Нечаянная роль - страница 4



– Саша, не убегай, пожалуйста. Есть разговор.

И жестом пригласил Бруснина следовать за собой в кабинет. Там они расположились на диване возле журнального столика.

– Я по поводу твоей сказки… – начал руководитель театра.

– Неужто кто проявил интерес? – воодушевился Бруснин.

Как-то, ещё в январе, сидючи на заснеженной даче, он неожиданно легко написал пьесу-сказку в стихах. О чём? О любви и доброте, о верности и предательстве. В общем, было в ней всё, чему положено быть в сказке. Подвигло актёра на сочинительство вполне искренне желание, вернуть к жизни подзабытый Ершовский стиль… Хотя… Ну да, да! И гордыня, конечно же тоже, чего уж лукавить! В глубине души надеялся перещеголять классика русской литературы с его «Коньком-горбунком». Впрочем, об этом он предпочитал не вспоминать, потому как получилось, хоть и недурственно, но до установленной им же самим планки явно не дотягивало.

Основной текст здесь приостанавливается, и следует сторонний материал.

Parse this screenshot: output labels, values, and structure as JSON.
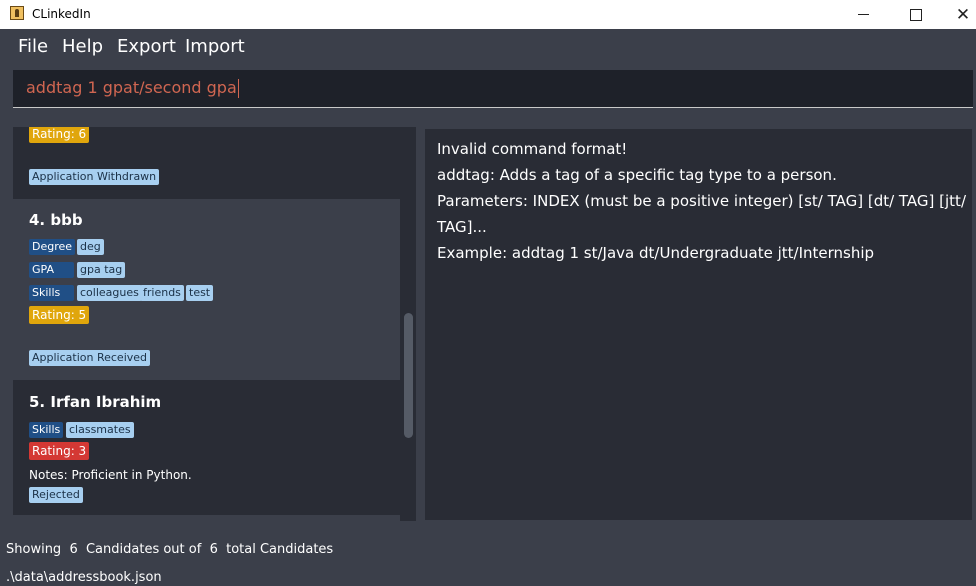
{
  "window": {
    "title": "CLinkedIn",
    "min_symbol": "",
    "max_symbol": "",
    "close_symbol": "✕"
  },
  "menu": {
    "file": "File",
    "help": "Help",
    "export": "Export",
    "import": "Import"
  },
  "command": {
    "value": "addtag 1 gpat/second gpa"
  },
  "colors": {
    "rating_yellow": "#e0a60c",
    "rating_red": "#d43834",
    "tag_light": "#a7cff0",
    "tag_dark": "#204f86",
    "command_text": "#d06651"
  },
  "list": {
    "partial_card": {
      "rating": "Rating: 6",
      "status": "Application Withdrawn"
    },
    "card4": {
      "name": "4.  bbb",
      "degree_label": "Degree",
      "degree_tag": "deg",
      "gpa_label": "GPA",
      "gpa_tag": "gpa tag",
      "skills_label": "Skills",
      "skills_tags": [
        "colleagues",
        "friends",
        "test"
      ],
      "rating": "Rating: 5",
      "status": "Application Received"
    },
    "card5": {
      "name": "5.  Irfan Ibrahim",
      "skills_label": "Skills",
      "skills_tag": "classmates",
      "rating": "Rating: 3",
      "notes": "Notes: Proficient in Python.",
      "status": "Rejected"
    }
  },
  "result": {
    "lines": [
      "Invalid command format!",
      "addtag: Adds a tag of a specific tag type to a person.",
      "Parameters: INDEX (must be a positive integer) [st/ TAG] [dt/ TAG] [jtt/",
      "TAG]...",
      "Example: addtag 1 st/Java dt/Undergraduate jtt/Internship"
    ]
  },
  "status": {
    "summary": "Showing  6  Candidates out of  6  total Candidates",
    "path": ".\\data\\addressbook.json"
  }
}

Мечталось, конечно, о постановке на сцене родного театра. Пошёл к худруку. Тот, ознакомившись с тестом, похвалил, не скупясь на комплименты, но в итоге мягко и необидно, как он умел, отказал. Мол, в репертуар не вписывается. Мы – театр академический. Наш удел – классика. Дескать, по мере возможности попробую заинтересовать ТЮЗы, а там как карта ляжет. А теперь вот вернулся к тому довольно давнему разговору.

– Проявить-то проявил… А сложится ли с постановкой, не знаю… – художественный руководитель театра с сомнением покачал головой. – Осилят ли? Там ведь у тебя бал, драконы летают и всё такое… Для областного театра бюджет может оказаться неподъёмным…

– Юлий Маркович, не томите, – поторопил его Бруснин и, пытаясь скрыть вспыхнувший огонёк надежды, свёл всё к шутейному. – У меня, между прочим, давление.

– Давление у него! – хмыкнул худрук, усмехнувшись. – Да у тебя здоровья, как у танка! Вот у меня давление, так давление…

Это было сущей правдой. Старик уверенно приближался к восьмидесятилетнему юбилею, и болячек у него хватало. Впрочем, на зависть сверстникам, держался он бодрячком и вкалывал на благо театра с ничуть не меньшим энтузиазмом, чем в молоды годы.

– У меня вчера был Алик Авходеев, директор Волгоградского ТЮЗа, – сжалился наконец Юлий Маркович над терзавшимся неопределённостью Брусниным. – Приезжал, правда, по другому вопросу, но и о твоей пьесе речь тоже зашла. Я месяц назад ему её переслал… В общем, он заинтересовался, – с этими словами худрук протянул актёру визитку. – Вот. Позвони.

Бруснин взял карточку.

– Непременно позвоню.

Он хотел, было, поблагодарить да и откланяться, но слова застряли в горле, когда взгляд упёрся в лежавшую на журнальном столике газету.

– А это что за пресса, Юлий Маркович? – спросил он, указав на столешницу.

– Газета, что ли? Так, Алик оставил, – пожал плечами худрук.

– Можно позаимствовать?

– Бери, коли надо.

Бруснин взял газету и, наспех попрощавшись, торопливо вышел.

– Всё бы шло само собой, да в море вышел китобой… – бормотал он, быстро шагая по коридору в направлении своей гримёрки.

Войдя к себе и закрыв дверь, плюхнулся в кресло и принялся внимательно изучать передовицу. Так… «Волгоградская правда». Номер от двадцать девятого июня сего года… Вчерашняя… Помним и скорбим, – гласил крупный заголовок на первой полосе. Глаза быстро пробежали небольшой текст. «Завтра в центре города, на площади Павших Бойцов состоится траурный митинг, посвящённый жертвам терактов, совершённых двадцать девятого и тридцатого декабря прошлого года. Полгода отделяет нас от тех страшных событий…» Далее следовали подобающие случаю слова сочувствия родным и близким тридцати четырёх погибших. Всё оставшееся место занимали фотографии тех, кто пал от рук террористов.